Fifty-five degrees is hardly an ideal temperature, unless you’re a wine maker. That’s why the owners of Merryvale Winery in the Napa Valley community of St. Helena, Calif., and Tassel Ridge Winery in Leighton, Iowa, installed the HIGH-R® Insulation System in their wine-making rooms.
“We age the wine under cave-like conditions, so we need it to stay pretty cold,” says Merryvale wine maker Graham Wehmeier. The wine-making room also is kept humid to facilitate the aging process.
Unlike traditional insulation methods where sheets of urethane are installed between trusses just below the decking of a metal building roof, the HIGH-R Insulation System is mounted on the purlins at the base of the trusses.
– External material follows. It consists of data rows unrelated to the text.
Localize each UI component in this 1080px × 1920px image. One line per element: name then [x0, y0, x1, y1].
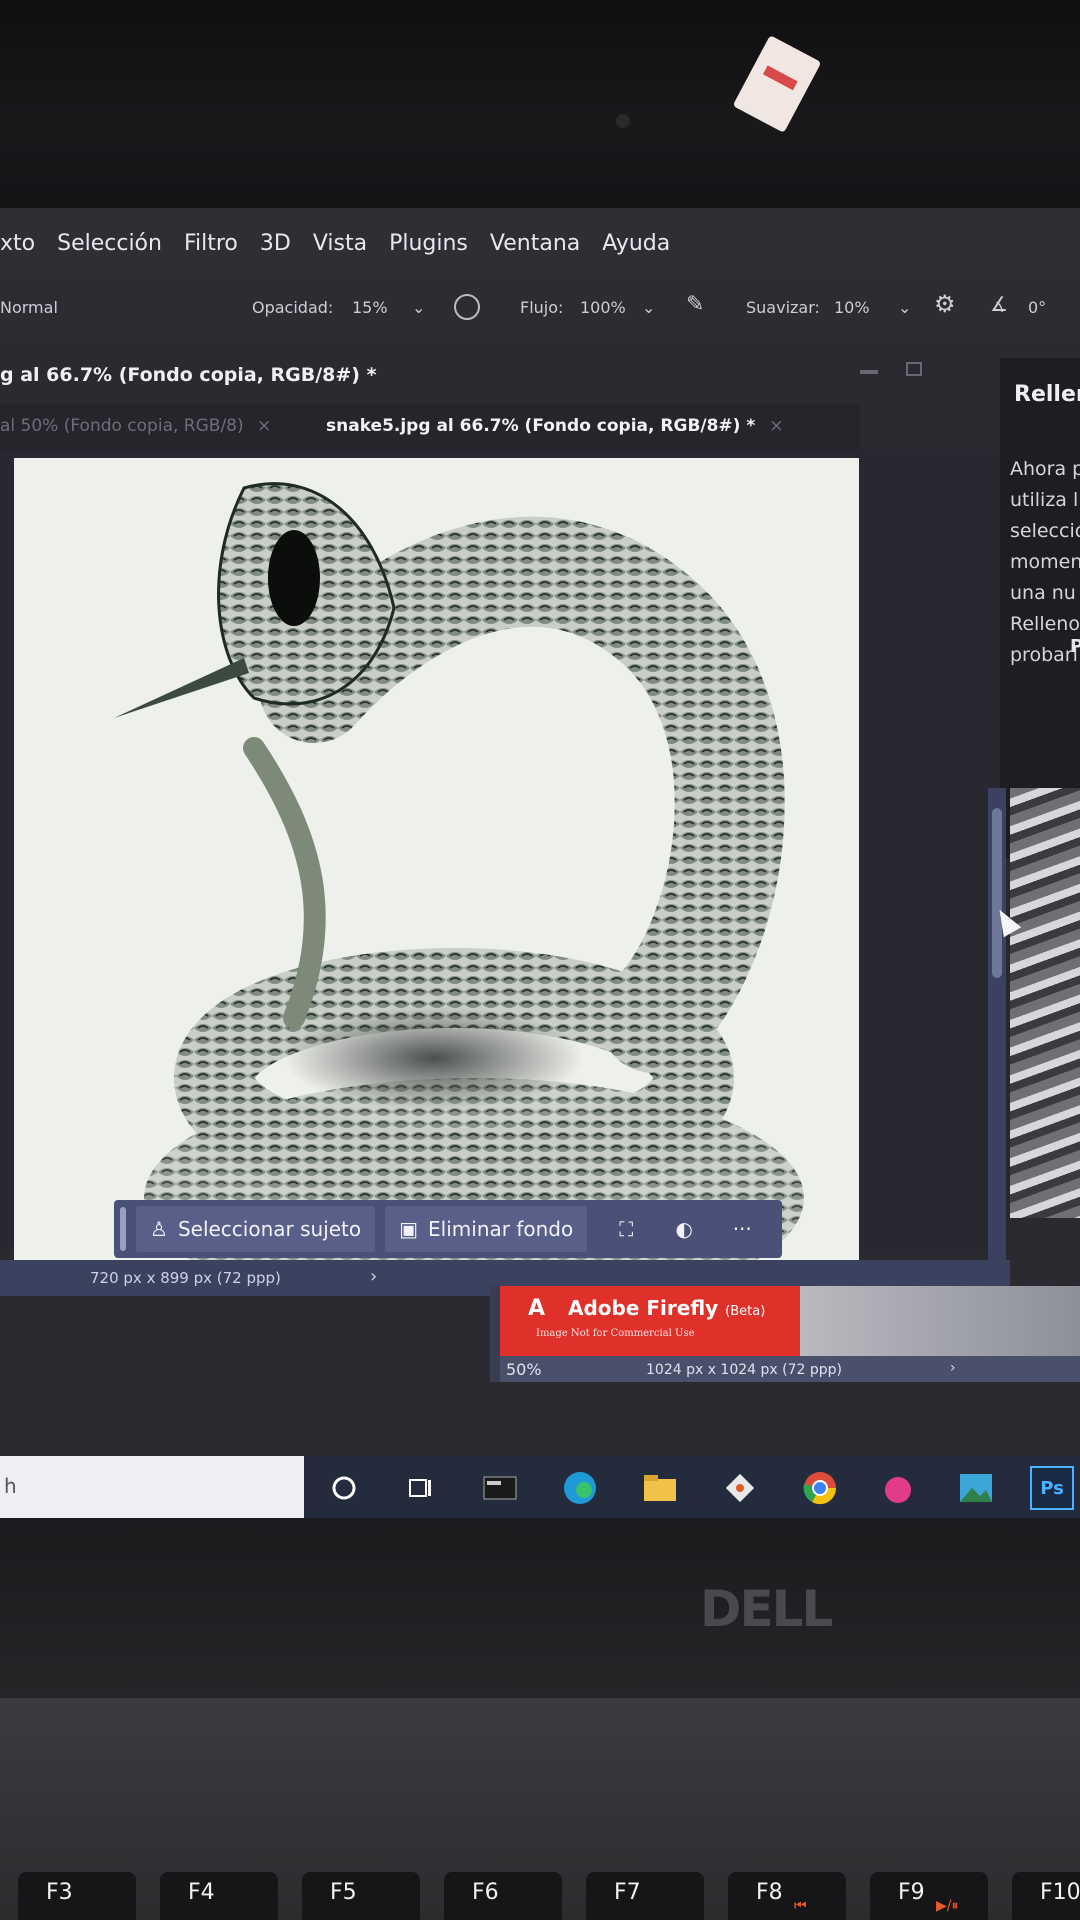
key-f10[interactable]: F10: [1012, 1872, 1080, 1920]
menu-3d[interactable]: 3D: [260, 231, 291, 256]
panel-scrollbar[interactable]: [988, 788, 1006, 1268]
menu-vista[interactable]: Vista: [313, 231, 367, 256]
firefly-name: Adobe Firefly (Beta): [568, 1296, 766, 1320]
remove-background-label: Eliminar fondo: [428, 1217, 574, 1241]
tab-active[interactable]: snake5.jpg al 66.7% (Fondo copia, RGB/8#…: [326, 416, 783, 436]
file-explorer-icon[interactable]: [640, 1468, 680, 1508]
tab-label: snake5.jpg al 66.7% (Fondo copia, RGB/8#…: [326, 416, 756, 436]
gear-icon[interactable]: ⚙: [934, 290, 956, 318]
laptop-bottom-bezel: [0, 1518, 1080, 1698]
snake-image: [114, 482, 804, 1268]
panel-line: una nu: [1010, 582, 1076, 604]
key-f6[interactable]: F6: [444, 1872, 562, 1920]
chrome-icon[interactable]: [800, 1468, 840, 1508]
taskbar: h Ps: [0, 1456, 1080, 1518]
zoom-level[interactable]: 50%: [506, 1360, 542, 1379]
task-view-icon[interactable]: [400, 1468, 440, 1508]
select-subject-label: Seleccionar sujeto: [177, 1217, 362, 1241]
scrollbar-thumb[interactable]: [992, 808, 1002, 978]
key-f9[interactable]: F9 ▶/⏸: [870, 1872, 988, 1920]
chevron-down-icon[interactable]: ⌄: [642, 298, 655, 317]
app-icon[interactable]: [878, 1468, 918, 1508]
person-icon: ♙: [150, 1217, 168, 1241]
panel-line: momen: [1010, 551, 1080, 573]
transform-icon[interactable]: ⛶: [609, 1212, 643, 1246]
close-icon[interactable]: ×: [257, 416, 271, 436]
menu-bar: xto Selección Filtro 3D Vista Plugins Ve…: [0, 208, 1080, 278]
photos-icon[interactable]: [956, 1468, 996, 1508]
search-input[interactable]: h: [0, 1456, 304, 1518]
minimize-icon[interactable]: [860, 370, 878, 374]
firefly-status-bar: 50% 1024 px x 1024 px (72 ppp) ›: [500, 1356, 1080, 1382]
pressure-opacity-icon[interactable]: [454, 294, 480, 320]
menu-ventana[interactable]: Ventana: [490, 231, 580, 256]
smoothing-value[interactable]: 10%: [834, 298, 870, 317]
key-f8[interactable]: F8 ⏮: [728, 1872, 846, 1920]
maximize-icon[interactable]: [906, 362, 922, 376]
firefly-window[interactable]: A Adobe Firefly (Beta) Image Not for Com…: [490, 1286, 1080, 1382]
panel-line: selecció: [1010, 520, 1080, 542]
brand-logo: DELL: [700, 1580, 833, 1638]
chevron-down-icon[interactable]: ⌄: [898, 298, 911, 317]
panel-footer: P: [1070, 636, 1080, 657]
chevron-down-icon[interactable]: ⌄: [412, 298, 425, 317]
panel-line: utiliza l: [1010, 489, 1079, 511]
panel-title: Rellen: [1014, 382, 1080, 407]
blend-mode-select[interactable]: Normal: [0, 298, 58, 317]
airbrush-icon[interactable]: ✎: [686, 292, 704, 317]
flow-value[interactable]: 100%: [580, 298, 626, 317]
angle-value[interactable]: 0°: [1028, 298, 1046, 317]
menu-ayuda[interactable]: Ayuda: [602, 231, 670, 256]
firefly-banner: A Adobe Firefly (Beta) Image Not for Com…: [500, 1286, 1080, 1356]
learn-panel: Rellen Ahora p utiliza l selecció momen …: [1000, 358, 1080, 858]
cortana-icon[interactable]: [324, 1468, 364, 1508]
drag-handle[interactable]: [120, 1207, 126, 1251]
chevron-right-icon[interactable]: ›: [950, 1360, 956, 1376]
more-options-button[interactable]: ···: [725, 1212, 759, 1246]
media-icon[interactable]: [480, 1468, 520, 1508]
menu-seleccion[interactable]: Selección: [57, 231, 162, 256]
function-key-row: F3 F4 F5 F6 F7 F8 ⏮ F9 ▶/⏸ F10: [0, 1872, 1080, 1920]
menu-plugins[interactable]: Plugins: [389, 231, 468, 256]
panel-line: Ahora p: [1010, 458, 1080, 480]
opacity-label: Opacidad:: [252, 298, 334, 317]
adobe-logo-icon: A: [528, 1296, 546, 1321]
key-f5[interactable]: F5: [302, 1872, 420, 1920]
flow-label: Flujo:: [520, 298, 564, 317]
git-icon[interactable]: [720, 1468, 760, 1508]
image-canvas[interactable]: [14, 458, 859, 1268]
remove-background-button[interactable]: ▣ Eliminar fondo: [385, 1206, 588, 1252]
key-f4[interactable]: F4: [160, 1872, 278, 1920]
key-f7[interactable]: F7: [586, 1872, 704, 1920]
menu-texto[interactable]: xto: [0, 231, 35, 256]
close-icon[interactable]: ×: [769, 416, 783, 436]
options-bar: Normal Opacidad: 15% ⌄ Flujo: 100% ⌄ ✎ S…: [0, 278, 1080, 338]
document-tabs: al 50% (Fondo copia, RGB/8) × snake5.jpg…: [0, 404, 860, 450]
smoothing-label: Suavizar:: [746, 298, 820, 317]
photoshop-icon[interactable]: Ps: [1030, 1466, 1074, 1510]
adjustment-icon[interactable]: ◐: [667, 1212, 701, 1246]
angle-icon[interactable]: ∡: [990, 292, 1008, 316]
document-dimensions: 720 px x 899 px (72 ppp): [90, 1269, 281, 1287]
opacity-value[interactable]: 15%: [352, 298, 388, 317]
panel-thumbnail-image: [1010, 788, 1080, 1218]
tab-label: al 50% (Fondo copia, RGB/8): [0, 416, 244, 436]
firefly-dimensions: 1024 px x 1024 px (72 ppp): [646, 1362, 842, 1378]
image-icon: ▣: [399, 1217, 419, 1241]
select-subject-button[interactable]: ♙ Seleccionar sujeto: [136, 1206, 376, 1252]
webcam: [616, 114, 630, 128]
sticker: [732, 35, 822, 133]
edge-icon[interactable]: [560, 1468, 600, 1508]
chevron-right-icon[interactable]: ›: [370, 1266, 377, 1287]
contextual-task-bar: ♙ Seleccionar sujeto ▣ Eliminar fondo ⛶ …: [114, 1200, 782, 1258]
search-text: h: [4, 1474, 17, 1498]
screen: xto Selección Filtro 3D Vista Plugins Ve…: [0, 208, 1080, 1518]
menu-filtro[interactable]: Filtro: [184, 231, 238, 256]
canvas-area: [0, 450, 1010, 1268]
laptop-top-bezel: [0, 0, 1080, 210]
tab-inactive[interactable]: al 50% (Fondo copia, RGB/8) ×: [0, 416, 271, 436]
firefly-subtitle: Image Not for Commercial Use: [536, 1328, 695, 1339]
key-f3[interactable]: F3: [18, 1872, 136, 1920]
document-title: g al 66.7% (Fondo copia, RGB/8#) *: [0, 364, 377, 386]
The cavity between the purlins and the decking are then filled with blown fiberglass insulation, allowing for R-40 or greater insulation. The system results in consistent interior temperatures and low heating and cooling costs. An added benefit for Merryvale was that the HIGH-R system could be retrofitted to its existing building.
Temperature control also was a major consideration when Tassel Ridge Winery built a new building that stands 28 feet tall from the wine-making room floor to ceiling. A bridge that allows guests to observe the wine-making process and a tasting room overlook portions of the wine-making room and cellar.
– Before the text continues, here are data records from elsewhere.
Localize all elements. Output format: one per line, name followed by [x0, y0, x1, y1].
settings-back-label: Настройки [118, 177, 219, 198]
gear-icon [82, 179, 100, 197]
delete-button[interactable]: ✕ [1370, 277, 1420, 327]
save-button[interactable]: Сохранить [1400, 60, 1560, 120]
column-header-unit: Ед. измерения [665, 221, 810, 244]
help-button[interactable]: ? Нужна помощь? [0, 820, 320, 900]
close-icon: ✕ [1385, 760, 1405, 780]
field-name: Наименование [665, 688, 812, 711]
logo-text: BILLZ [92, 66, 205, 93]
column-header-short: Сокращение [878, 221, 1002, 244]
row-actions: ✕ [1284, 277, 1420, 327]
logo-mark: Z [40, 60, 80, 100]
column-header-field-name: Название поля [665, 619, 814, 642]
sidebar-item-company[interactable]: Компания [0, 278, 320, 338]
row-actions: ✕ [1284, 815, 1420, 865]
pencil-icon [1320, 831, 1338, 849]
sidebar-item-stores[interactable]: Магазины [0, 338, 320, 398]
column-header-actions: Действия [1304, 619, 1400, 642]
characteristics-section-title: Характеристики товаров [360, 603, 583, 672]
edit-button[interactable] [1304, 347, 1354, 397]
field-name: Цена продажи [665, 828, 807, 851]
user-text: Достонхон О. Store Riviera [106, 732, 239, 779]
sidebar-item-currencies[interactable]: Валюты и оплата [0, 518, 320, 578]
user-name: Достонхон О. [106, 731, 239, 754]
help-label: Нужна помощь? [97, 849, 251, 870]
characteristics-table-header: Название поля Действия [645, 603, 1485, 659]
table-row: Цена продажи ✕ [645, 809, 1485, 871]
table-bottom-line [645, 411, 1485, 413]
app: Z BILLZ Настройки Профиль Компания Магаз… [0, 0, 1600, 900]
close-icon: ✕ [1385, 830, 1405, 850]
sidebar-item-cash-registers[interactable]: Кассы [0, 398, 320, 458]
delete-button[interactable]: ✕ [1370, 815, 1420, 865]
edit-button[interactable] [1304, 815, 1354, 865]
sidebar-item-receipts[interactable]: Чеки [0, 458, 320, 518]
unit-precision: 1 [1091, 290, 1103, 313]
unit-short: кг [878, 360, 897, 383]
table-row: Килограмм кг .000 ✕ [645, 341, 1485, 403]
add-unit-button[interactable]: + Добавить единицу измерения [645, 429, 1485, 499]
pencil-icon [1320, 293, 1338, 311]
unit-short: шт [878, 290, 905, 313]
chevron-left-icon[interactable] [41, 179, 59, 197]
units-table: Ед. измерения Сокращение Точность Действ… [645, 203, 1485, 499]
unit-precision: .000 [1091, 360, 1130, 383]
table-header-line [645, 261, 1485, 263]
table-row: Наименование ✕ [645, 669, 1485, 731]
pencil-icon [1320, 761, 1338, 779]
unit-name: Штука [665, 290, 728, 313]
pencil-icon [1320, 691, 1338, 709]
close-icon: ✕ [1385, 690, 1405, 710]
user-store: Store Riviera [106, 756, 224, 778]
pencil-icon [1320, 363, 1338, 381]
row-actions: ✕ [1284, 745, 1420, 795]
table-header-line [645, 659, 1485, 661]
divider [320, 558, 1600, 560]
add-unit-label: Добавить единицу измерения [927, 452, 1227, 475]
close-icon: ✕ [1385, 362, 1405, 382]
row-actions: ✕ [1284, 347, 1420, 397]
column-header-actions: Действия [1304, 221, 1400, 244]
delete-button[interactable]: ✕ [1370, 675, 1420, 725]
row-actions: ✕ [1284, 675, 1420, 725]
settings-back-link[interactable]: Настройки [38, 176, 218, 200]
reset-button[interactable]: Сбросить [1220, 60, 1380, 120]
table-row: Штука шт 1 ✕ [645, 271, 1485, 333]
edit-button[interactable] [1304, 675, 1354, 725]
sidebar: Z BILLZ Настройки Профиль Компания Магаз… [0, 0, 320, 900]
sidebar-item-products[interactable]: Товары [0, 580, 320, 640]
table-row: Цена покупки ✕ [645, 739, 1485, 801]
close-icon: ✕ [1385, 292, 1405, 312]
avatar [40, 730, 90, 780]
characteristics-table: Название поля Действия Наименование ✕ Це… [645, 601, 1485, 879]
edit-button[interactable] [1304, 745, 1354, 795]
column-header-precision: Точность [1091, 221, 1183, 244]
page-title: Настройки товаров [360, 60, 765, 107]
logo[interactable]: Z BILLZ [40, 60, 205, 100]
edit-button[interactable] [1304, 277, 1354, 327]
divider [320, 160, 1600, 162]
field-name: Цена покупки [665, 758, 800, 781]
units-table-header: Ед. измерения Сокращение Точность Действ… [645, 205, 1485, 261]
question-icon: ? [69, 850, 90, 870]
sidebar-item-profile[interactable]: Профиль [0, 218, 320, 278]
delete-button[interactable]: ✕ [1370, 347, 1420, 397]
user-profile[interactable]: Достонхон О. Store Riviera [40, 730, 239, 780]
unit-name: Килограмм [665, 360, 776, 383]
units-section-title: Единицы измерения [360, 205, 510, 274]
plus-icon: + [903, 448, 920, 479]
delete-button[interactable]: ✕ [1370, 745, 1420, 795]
“If we can keep the cellar temperature down to 55 to 60 degrees, that’s what’s best for the wine,” says Jim Carmichael, who oversees wine-making and cellar operations. “We can normally achieve that seven months out of the year without additional cooling.”
He added the HIGH-R system panels offer an aesthetically pleasing look for the winery’s guests.
“The insulated panels look nice in the tasting room and that’s important as well.”